NGC, which puts the Caribbean nation's gas reserves at 18.1 tcf, attributes $1 billion of that total to a 3 million metric ton/year liquefied natural gas export project being built by a group led by Amoco Corp. Amoco also is developing gas fields off Trinidad's southeastern coast to supply the LNG project and lay gas and condensate pipelines, among other work.

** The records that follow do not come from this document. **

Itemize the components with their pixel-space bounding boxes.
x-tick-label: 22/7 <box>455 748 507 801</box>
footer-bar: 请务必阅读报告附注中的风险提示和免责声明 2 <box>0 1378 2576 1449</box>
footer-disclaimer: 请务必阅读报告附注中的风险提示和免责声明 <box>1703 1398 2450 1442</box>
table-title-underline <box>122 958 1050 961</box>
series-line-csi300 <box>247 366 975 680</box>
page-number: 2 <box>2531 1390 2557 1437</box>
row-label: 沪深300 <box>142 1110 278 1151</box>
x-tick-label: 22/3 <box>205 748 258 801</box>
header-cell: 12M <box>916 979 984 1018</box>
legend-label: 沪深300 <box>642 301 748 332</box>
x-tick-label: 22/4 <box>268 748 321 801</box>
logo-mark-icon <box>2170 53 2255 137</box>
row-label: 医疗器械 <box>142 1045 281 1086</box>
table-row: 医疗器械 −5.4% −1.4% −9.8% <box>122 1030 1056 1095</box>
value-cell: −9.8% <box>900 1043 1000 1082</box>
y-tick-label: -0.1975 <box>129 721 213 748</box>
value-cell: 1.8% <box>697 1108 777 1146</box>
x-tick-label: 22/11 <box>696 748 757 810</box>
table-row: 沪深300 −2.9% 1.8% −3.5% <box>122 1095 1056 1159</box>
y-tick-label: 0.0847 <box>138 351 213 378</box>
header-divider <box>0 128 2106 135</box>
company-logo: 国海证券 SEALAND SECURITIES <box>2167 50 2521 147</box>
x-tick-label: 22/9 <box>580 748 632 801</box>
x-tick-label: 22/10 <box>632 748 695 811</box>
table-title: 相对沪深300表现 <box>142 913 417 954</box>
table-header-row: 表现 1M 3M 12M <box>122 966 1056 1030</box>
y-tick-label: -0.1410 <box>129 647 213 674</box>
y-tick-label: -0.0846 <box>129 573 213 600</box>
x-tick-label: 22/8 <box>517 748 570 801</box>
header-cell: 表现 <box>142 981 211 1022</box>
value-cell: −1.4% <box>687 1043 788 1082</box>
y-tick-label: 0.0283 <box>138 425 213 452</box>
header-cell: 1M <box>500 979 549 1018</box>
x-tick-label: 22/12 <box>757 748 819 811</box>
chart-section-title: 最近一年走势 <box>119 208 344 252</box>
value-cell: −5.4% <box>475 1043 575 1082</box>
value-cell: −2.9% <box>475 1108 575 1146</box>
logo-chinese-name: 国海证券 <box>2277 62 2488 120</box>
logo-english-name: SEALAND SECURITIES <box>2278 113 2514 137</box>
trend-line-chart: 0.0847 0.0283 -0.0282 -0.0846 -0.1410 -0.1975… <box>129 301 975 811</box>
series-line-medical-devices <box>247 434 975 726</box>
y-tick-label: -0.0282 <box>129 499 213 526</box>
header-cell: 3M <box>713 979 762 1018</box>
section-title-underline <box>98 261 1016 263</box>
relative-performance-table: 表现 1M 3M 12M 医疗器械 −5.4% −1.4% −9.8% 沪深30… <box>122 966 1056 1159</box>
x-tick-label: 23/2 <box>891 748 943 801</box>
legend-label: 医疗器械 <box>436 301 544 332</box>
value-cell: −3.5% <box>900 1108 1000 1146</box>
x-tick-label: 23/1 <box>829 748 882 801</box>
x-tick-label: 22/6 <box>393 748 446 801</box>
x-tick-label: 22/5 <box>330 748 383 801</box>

In addition, Trinidad will be the site of two new world scale ammonia plants to be built by U.S. firms, one 1,850 tons/day and the other 1,800 tons/day. Moreover, NGC is negotiating with a group of foreign and domestic investors to develop another ammonia plant, with a 1,000 ton/day capacity. NGC also predicts Trinidad's methanol capacity will grow by 90% to 8,830 tons/day. Other projects under way or being studied include a big jump in NGL output tied to the LNG project; polyethylene, vinyl acetate monomer, and polyvinyl chloride plants; iron carbide expansion; a new 500,000 ton/year pre-reduced iron ore briquette plant; and a new world scale plant for hot-briquetted iron. NGC contends these and other projects will hike Trinidad's gas demand to 1.6 bcfd by 2000 from 593 MMcfd in 1995.